Hackers Caused Mass Blackout in Ukraine, US Officials Say

Report: Blackout for 225K people in Ukraine linked to “cyber intrusions.”

ByABC News
February 29, 2016, 4:01 PM
A hacker types on a laptop in this stock image.
A hacker types on a laptop in this stock image.
Benjamin Howell/Getty Images

— -- U.S. government cyber security experts officially declared that hackers are to blame for a power outage in Ukraine that affected nearly a quarter million people in the latest significant attack on vulnerable “critical infrastructure.”

“Through interviews with impacted entities, the team learned that power outages were caused by remote cyber intrusions at three regional electric power distribution companies… impacting approximately 225,000 customers,” says a summary of a report from the Department of Homeland Security’s Industrial Control Systems Cyber Emergency Response Team (ICS-CERT) published Feb. 25. “The cyber-attack was reportedly synchronized and coordinated, probably following extensive reconnaissance of the victim networks. According to company personnel, the cyber-attacks at each company occurred within 30 minutes of each other and impacted multiple central and regional facilities.”

Private security firms have previously reported that the Dec. 23 blackout was caused by hackers wielding malware including code known as BlackEnergy and KillDisk. Though ICS-CERT confirmed “remote cyber intrusions” were to blame and that BlackEnergy malware was found on the companies’ computers, the role of BlackEnergy in the attack is still under investigation.

Kyle Wilhoit, a Senior Threat Researcher at the cyber security firm Trend Micro who examined the malware, said he believes there’s a high likelihood BlackEnergy was modulated and used to carry out the attack, and then the hackers attempted to cover their tracks with another bit of malware called KillDisk.

The ICS-CERT report acknowledges that its officials were “not able to independently review technical evidence of the cyber-attack” and it does not discuss who is suspected to have perpetrated the attack. Ukraine’s state security service reportedly blamed Russian actors. A representative for the Russian Embassy in Washington, D.C. did not immediately respond to a request for comment for this report.

Questions also linger about what other entities may have been infected by the malicious code.
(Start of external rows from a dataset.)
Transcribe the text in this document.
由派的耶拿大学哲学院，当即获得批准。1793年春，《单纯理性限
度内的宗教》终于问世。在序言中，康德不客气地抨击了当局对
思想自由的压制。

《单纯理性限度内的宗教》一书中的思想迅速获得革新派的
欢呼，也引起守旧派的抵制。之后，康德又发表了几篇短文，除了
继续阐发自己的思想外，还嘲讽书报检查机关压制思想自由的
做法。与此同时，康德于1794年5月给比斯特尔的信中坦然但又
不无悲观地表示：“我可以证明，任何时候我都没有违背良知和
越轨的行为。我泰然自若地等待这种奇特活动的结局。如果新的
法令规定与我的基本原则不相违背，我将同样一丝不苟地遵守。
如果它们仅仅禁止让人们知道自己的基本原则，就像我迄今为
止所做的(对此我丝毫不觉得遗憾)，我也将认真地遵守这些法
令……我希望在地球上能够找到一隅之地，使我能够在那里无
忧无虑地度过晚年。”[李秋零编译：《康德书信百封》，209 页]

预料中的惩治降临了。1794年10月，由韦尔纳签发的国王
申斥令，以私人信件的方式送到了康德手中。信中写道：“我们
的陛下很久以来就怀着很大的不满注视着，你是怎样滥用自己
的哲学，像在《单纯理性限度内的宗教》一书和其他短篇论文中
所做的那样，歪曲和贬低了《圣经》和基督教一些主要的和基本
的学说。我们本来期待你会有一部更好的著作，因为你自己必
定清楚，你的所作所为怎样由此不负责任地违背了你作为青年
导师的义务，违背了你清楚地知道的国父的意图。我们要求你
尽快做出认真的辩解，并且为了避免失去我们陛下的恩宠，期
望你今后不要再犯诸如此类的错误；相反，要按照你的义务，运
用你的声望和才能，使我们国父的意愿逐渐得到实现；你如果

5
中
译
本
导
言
Wilhoit said it appeared a coal mining company and a railroad company in Ukraine were also among the targets – presumably two of the three “other organizations” from “other critical infrastructure sectors” mentioned but not identified in the ICS-CERT report as having been “intruded upon.” ICS-CERT said the operations for those three companies were not impacted by the virus.

Wilhoit, who studies vulnerabilities in industrial control systems around the world, told ABC News that while the hack would’ve been “not incredibly difficult” to pull off in Ukraine, the relatively decentralized nature of America’s power distribution makes such an operation more difficult in the U.S.

“It would require a lot more effort and a lot more coordination from a much larger group, which makes it more difficult because then it’s easier to find,” Wilhoit said.

Still, U.S. officials and experts have been warning about the vulnerability of American “critical infrastructure” for decades, and recent years have seen groundbreaking cyber-attacks on infrastructure, most famously involving a computer worm called Stuxnet that infected an Iranian nuclear plant and physically destroyed centrifuges there.

In 2012, then-Director of the National Security Agency Gen. Keith Alexander said that the nation’s preparedness to deal with a major cyber-attack targeting infrastructure was a three out of 10.

“Somebody who finds vulnerability in our infrastructure could cause tremendous problems,” Alexander said then. “I’m worried most about power. I’m worried about water. I think those are the ones that need the most help.”

Just three years later, however, the Intelligence Community’s 2015 “Worldwide Threat Assessment” suggested that the probability of a serious cyber-attack on American infrastructure had slipped from the top of the cyber threat list.

“Rather than a ‘Cyber Armageddon’ scenario that debilitates the entire U.S. infrastructure, we envision something different. We foresee an ongoing series of low-to-moderate level cyber-attacks from a variety of sources over time, which will impose cumulative costs on U.S. economic competitiveness and national security,” the report says.